Truss fügte hinzu, dass sie im Falle ihres Wahlsieges die Kriminalitätsrate innerhalb von 2 Jahren um 20% reduzieren könne. Sie fordert, dass die Polizei sich wieder auf echte Gewaltverbrechen und nicht auf „Hass und Hetze im Netz“ fokussieren solle. In diesem Zusammenhang bekräftigte sie auch ihre starke Ablehnung gegenüber der politisch korrekten Ideologie des zeitgenössischen Wokeismus und kündigte an, eine Reihe von Gesetzen zur Zensur im Internet wieder abschaffen sowie die sozialen Medien stärker deregulieren zu wollen. 
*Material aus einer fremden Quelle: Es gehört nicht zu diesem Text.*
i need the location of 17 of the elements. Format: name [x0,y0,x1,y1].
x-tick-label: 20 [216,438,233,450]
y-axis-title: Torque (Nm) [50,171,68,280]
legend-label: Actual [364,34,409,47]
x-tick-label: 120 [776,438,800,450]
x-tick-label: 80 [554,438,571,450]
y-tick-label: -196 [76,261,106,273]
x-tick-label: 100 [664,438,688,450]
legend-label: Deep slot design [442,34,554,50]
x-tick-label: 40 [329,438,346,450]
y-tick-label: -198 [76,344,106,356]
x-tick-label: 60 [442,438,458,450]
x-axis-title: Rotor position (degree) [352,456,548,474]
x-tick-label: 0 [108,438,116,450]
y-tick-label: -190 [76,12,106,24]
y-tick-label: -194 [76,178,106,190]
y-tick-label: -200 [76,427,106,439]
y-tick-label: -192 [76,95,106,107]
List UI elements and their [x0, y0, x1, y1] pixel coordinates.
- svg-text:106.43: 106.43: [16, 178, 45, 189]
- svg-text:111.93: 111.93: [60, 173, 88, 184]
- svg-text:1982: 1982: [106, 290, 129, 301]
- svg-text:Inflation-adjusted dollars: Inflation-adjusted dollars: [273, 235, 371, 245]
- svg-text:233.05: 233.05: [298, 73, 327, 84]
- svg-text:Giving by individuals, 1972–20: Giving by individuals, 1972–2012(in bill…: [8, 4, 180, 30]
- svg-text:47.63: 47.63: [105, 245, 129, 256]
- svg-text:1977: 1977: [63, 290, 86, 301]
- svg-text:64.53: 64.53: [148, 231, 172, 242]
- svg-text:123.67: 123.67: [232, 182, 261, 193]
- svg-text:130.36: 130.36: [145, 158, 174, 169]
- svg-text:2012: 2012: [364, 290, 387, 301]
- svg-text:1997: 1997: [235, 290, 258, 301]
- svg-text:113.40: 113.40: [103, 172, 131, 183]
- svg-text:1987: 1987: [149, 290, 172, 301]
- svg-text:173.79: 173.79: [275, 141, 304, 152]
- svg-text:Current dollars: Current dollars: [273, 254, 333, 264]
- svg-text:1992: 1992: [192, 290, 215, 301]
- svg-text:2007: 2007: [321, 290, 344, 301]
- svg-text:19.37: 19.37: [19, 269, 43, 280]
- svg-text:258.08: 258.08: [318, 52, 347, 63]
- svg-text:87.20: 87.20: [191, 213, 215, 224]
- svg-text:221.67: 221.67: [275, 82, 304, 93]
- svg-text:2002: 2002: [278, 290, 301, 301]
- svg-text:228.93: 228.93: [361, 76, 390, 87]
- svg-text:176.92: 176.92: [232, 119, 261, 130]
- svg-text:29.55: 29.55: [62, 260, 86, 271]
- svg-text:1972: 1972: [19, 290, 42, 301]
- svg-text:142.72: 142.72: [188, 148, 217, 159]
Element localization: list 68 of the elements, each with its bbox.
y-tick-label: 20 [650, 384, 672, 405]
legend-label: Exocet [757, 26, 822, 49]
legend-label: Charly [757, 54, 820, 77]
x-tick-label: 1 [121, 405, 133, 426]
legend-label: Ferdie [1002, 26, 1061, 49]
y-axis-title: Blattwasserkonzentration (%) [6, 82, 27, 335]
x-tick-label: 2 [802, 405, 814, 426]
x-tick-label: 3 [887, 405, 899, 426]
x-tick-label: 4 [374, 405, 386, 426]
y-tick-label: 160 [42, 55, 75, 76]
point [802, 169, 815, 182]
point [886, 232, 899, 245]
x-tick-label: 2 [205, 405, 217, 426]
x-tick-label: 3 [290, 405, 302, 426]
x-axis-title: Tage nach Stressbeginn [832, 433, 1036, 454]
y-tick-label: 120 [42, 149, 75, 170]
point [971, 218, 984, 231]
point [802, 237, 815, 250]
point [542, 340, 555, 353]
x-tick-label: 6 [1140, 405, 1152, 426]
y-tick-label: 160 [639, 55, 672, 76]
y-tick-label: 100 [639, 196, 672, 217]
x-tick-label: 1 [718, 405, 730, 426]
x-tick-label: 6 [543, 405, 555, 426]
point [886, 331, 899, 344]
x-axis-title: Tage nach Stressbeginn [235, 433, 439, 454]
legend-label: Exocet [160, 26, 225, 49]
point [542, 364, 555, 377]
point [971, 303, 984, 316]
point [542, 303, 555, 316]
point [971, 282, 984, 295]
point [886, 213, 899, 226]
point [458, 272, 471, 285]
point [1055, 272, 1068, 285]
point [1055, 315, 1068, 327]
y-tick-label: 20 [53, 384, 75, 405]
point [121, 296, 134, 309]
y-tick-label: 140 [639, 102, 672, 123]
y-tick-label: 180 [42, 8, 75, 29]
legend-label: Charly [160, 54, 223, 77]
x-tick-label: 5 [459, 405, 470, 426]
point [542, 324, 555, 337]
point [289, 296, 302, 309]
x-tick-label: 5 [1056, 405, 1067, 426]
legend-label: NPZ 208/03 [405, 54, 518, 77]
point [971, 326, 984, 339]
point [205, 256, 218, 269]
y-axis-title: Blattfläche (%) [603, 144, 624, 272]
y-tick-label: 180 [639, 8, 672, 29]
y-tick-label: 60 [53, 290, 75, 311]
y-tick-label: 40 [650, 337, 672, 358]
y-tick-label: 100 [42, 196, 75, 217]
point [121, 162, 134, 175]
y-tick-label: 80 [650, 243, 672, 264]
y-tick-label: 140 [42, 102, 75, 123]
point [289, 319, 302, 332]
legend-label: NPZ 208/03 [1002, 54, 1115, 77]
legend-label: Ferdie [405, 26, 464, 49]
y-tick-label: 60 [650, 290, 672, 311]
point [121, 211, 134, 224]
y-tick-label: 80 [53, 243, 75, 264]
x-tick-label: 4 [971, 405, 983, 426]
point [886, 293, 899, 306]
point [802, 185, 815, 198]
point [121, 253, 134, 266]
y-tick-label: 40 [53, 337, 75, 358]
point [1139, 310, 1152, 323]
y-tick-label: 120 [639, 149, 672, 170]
Mit einem freiheitlichen und wirtschaftsliberalen Kurs will Truss das Königreich wieder zu einer Weltwirtschaftsmacht aufbauen. Dieser Kurs scheint bei der Parteibasis gut anzukommen, weshalb Truss momentan in den Umfragen mit mehr als 30 Prozentpunkten vor ihrem Konkurrenten liegt. Dieser versuchte daher sein Programm abzuändern, erklärte in einem weiteren Fernsehduell, dass Steuersenkungen unter Umständen doch nicht so schädlich seien, wie zuerst angenommen. 

Noch ist das Rennen offen

Die Ergebnisse der Mitgliederbefragung werden erst am 5. September bekanntgegeben und bis dahin bleibt der Wahlausgang ungewiss. Jüngst forderte eine Reihe von Tories im Rahmen einer Petition sogar, man solle Boris Johnsons Namen ebenfalls auf den Wahlzettel schreiben, da eine beträchtliche Anzahl von Konservativen ihn gerne als Premierminister behalten würde und seinen Rücktritt ablehne. Der Daily Express berichtete ebenfalls, dass Johnson laut Insidern am liebsten selbst zur nächsten Parlamentswahl in drei Jahren als Premierminister antreten würde. Es gilt jedoch als sehr unwahrscheinlich, dass dem Premierminister ein erfolgreiches Comeback gelingen wird. 

Eines ist jedoch sicher: egal wie die Wahl ausgehen wird, die Politik von Boris Johnson wird noch lange einen großen Einfluss auf das Vereinigte Königreich ausüben.